Alkaline phosphatase enzyme is the prime enzyme balancing remineralization-demineralization cycle. This study showed significantly higher levels of ALP in caries-active type II diabetes mellitus individuals than in nondiabetics. ALP is known to be associated with inflammatory state and chronic periodontitis.[30] Not avoiding this aspect; all patients’ periodontium status was assessed and recruited into the study only after scaling and curettage, which resulted in the reversal of their periodontal condition in order to evaluate its role with dental caries.
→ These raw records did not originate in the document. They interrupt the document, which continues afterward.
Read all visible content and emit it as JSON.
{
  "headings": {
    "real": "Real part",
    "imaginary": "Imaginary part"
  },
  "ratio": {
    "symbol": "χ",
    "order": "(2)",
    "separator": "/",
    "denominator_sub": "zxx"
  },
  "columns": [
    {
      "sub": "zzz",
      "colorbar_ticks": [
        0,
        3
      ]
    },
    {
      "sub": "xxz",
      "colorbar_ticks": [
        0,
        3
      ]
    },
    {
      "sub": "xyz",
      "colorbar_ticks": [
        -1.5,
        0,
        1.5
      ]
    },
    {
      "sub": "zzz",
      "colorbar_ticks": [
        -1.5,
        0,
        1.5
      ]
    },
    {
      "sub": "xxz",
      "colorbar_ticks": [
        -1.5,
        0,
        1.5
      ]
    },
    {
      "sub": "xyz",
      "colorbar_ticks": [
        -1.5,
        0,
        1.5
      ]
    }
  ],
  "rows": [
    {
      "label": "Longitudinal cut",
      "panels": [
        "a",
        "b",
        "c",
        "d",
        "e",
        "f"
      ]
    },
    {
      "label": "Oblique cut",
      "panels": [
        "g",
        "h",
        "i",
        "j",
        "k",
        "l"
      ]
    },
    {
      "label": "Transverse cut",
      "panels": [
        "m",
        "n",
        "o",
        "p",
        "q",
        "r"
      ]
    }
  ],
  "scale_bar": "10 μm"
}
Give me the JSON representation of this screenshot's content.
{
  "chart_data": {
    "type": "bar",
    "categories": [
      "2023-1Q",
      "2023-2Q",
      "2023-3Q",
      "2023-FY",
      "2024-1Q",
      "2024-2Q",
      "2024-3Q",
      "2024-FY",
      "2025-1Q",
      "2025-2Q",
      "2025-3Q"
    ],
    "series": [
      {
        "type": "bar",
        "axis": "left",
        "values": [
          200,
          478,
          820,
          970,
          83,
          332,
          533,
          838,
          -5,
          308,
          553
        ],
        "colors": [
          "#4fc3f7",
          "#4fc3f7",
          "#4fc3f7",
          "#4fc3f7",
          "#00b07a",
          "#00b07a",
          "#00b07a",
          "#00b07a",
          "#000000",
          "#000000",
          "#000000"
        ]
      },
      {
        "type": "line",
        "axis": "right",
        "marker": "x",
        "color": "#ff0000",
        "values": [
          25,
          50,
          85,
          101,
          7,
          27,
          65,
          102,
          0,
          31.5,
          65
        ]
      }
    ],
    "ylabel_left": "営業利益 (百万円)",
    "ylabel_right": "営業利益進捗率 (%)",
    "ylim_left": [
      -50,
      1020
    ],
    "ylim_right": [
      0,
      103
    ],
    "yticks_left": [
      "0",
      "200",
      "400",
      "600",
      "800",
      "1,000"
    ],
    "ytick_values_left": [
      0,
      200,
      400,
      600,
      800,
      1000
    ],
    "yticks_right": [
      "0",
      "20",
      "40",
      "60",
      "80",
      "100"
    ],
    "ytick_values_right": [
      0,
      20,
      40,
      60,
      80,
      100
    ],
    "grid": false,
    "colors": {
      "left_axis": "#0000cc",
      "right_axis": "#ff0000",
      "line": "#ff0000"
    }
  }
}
It is well-established that initial caries lesion formation seen clinically as white spot lesion is marked by a subsurface demineralization with an intact surface layer[31,32] which can be remineralized, re-establishing the demineralization-remineralization equilibrium. Studies documented by Vijayaprasad et al.,[33] Gandhy and Damle[34] have shown a positive and direct correlation between salivary ALP level and dental caries. However, diabetes mellitus patients in this study demonstrated a remarkably higher level of ALP level than nondiabetes. This could be attributed to a higher tendency of calculus formation and salivary changes like reduced pH and flow rate seen in diabetic individuals making them more prone for dental caries.[3,27,28]

Conclusion

Saliva, which is often looked upon as the “bloodstream of tooth”[33] has various enzymes, micro-nutrients and macronutrients influencing dental caries. This study made an attempt to compare the same factors between normal and type II diabetes mellitus patients as not much research has been documented for the same. Within the limitations of the study, we conclude that salivary status of diabetes mellitus patients fluctuates the demineralization-remineralization equilibrium to a greater extent, posing them at a higher risk of developing dental caries. Hence making it imperative for dental practitioners to use saliva as a diagnostic or monitoring tool identifying this risk at earlier stages and intervene, ultimately improving the oral health status.

Clinical significance

Salivary substitutes, such as remineralization tooth mousse, cremes and chewing gums which would stabilize the oral environment can be introduced in the oral health-care regime for caries prone patients and especially diabetic patients as they have frequent short meals to maintain their blood glucose levels, which prolong the acidic oral environment for dental caries.

Acknowledgments

The authors are grateful and express their gratitude to the Central Research Lab of Nitte University, Mangalore, India to provide us with their facilities and technical assistance.

Footnotes

Source of Support: Nil.

Conflict of Interest: None declared.